I had Placenta Previa with my daughter and therefore had a C-Section 9 years ago. She was diagnosed with Type 1 diabetes 3 years ago. I am currently 7 months pregnant and hoping for a VBAC – hopefully avoid any C-Section complications – if that is the connection…
Insurance companies, both health and malpractice, are the number one reason why C-sections exist. Doctors are afraid of being sued, and healthcare coverage encourages expeditious procedures, so the deck is stacked before the notion of “best practices” even enters the delivery room. The observational data above should therefore be overlaid with data about patient coverage and physician malpractice premiums as well as physician malpractice claims before assigning a reason for the increase.
“They were all frustrated “that despite the research, political activism and efforts they and many others were putting in to increase the rate of normal birth, intervention during childbirth kept rising and arguments about safety and outcomes all had a short term focus,” she wrote in an email.”
Thanks, Dr. Dahlen, for actually admitting that the most damning indictment of midwives is true: they are more concerned with preventing C-sections than preventing perinatal death (short term focus).
That’s what happens when you think process is more important than outcome.
Hannah Dahlen, and the rest of the midwives should be ashamed of themselves that they don’t care whether babies live or die so long as they can preside over vaginal births.
PS: The World Health Organization withdrew their recommendation several years ago, acknowledging that there had NEVER been any evidence to support an optimal rate less than 15%.
interesting….. i read more mothers and babies die from casarean complications than from the numerous fabricated vaginal birth complications
Is it the C-section or the drugs (epidural) that cause the methylation? I had gestational diabetes and everything went well towards a vaginal delivery when my baby had suffering for the cord on her neck (5 turns) and I was very happy I got a C-section AND my baby!
It is so easy to have an opinion people! But when you have a personal connection – like 1 of your 4 children has diabetes and he was the only one among them born by c-section – it gets real! 20% higher incidence in those born by c section? THAT IS MAJOR. Diabetes is a terrible thing.

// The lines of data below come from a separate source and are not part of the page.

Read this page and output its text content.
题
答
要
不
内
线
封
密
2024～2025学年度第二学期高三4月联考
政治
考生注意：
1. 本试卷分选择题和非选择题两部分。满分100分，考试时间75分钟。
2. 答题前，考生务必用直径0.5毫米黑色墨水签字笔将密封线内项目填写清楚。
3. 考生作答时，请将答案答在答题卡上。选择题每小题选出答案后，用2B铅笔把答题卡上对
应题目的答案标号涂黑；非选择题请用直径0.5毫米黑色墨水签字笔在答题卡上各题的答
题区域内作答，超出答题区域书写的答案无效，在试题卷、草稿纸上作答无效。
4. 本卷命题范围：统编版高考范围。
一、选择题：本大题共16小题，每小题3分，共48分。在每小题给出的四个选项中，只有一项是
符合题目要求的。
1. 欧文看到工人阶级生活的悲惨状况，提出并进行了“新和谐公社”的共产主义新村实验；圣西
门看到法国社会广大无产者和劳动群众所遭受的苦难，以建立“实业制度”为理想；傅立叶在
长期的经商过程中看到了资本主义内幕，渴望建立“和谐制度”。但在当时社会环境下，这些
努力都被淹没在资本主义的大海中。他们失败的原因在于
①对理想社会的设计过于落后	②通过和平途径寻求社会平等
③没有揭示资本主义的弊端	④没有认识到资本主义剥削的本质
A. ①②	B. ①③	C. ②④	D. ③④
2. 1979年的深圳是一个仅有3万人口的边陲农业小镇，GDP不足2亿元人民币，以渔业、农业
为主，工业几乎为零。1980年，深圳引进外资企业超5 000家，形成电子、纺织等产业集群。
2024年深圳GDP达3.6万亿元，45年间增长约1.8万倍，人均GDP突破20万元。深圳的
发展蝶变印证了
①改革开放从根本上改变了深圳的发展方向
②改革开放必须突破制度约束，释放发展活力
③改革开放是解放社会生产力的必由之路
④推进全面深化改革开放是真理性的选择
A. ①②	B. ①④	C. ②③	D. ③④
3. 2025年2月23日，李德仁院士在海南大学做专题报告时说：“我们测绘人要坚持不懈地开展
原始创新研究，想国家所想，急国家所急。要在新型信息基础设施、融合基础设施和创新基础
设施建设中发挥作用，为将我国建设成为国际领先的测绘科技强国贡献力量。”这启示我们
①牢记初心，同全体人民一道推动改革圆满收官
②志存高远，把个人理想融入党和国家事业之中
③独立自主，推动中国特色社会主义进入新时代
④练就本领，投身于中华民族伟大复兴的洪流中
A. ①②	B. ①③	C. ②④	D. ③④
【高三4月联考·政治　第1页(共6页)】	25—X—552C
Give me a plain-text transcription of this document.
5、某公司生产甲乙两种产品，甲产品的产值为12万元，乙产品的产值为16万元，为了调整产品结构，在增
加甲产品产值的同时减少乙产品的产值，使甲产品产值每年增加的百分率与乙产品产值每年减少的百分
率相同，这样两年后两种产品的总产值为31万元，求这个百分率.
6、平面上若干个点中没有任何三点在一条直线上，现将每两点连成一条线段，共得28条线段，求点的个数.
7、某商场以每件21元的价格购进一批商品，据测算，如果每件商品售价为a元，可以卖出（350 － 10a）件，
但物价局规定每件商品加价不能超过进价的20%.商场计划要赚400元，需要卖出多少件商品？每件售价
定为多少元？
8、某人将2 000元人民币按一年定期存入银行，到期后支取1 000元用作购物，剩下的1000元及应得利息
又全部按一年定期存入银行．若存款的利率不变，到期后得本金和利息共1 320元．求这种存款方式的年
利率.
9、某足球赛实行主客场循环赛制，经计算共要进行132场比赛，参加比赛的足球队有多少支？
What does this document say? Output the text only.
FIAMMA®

I am horrified by how many people are dismissing further investigation in that context.
Why is anyone attacking midwives for saying this area of study is important? In the UK they carry out most of the prenatal care, whatever way your child ends up being born, and in hospital they again help new mothers look after newborns whatever way they were born. They must see issues first hand that have given them cause for concern. If they did not raise concerns where they had them, wouldn’t we accuse them of professional negligence?
Broads are squeezing out babies the size of toddlers. Babies used to weigh 7 pounds.
Bias does not have to be malicious to be harmful. Any harm may only extend to misunderstanding.
Midwives have a vested interest in handling deliveries. That does not make them wrong.
Midwives should be upfront about possible bias, especially with themselves.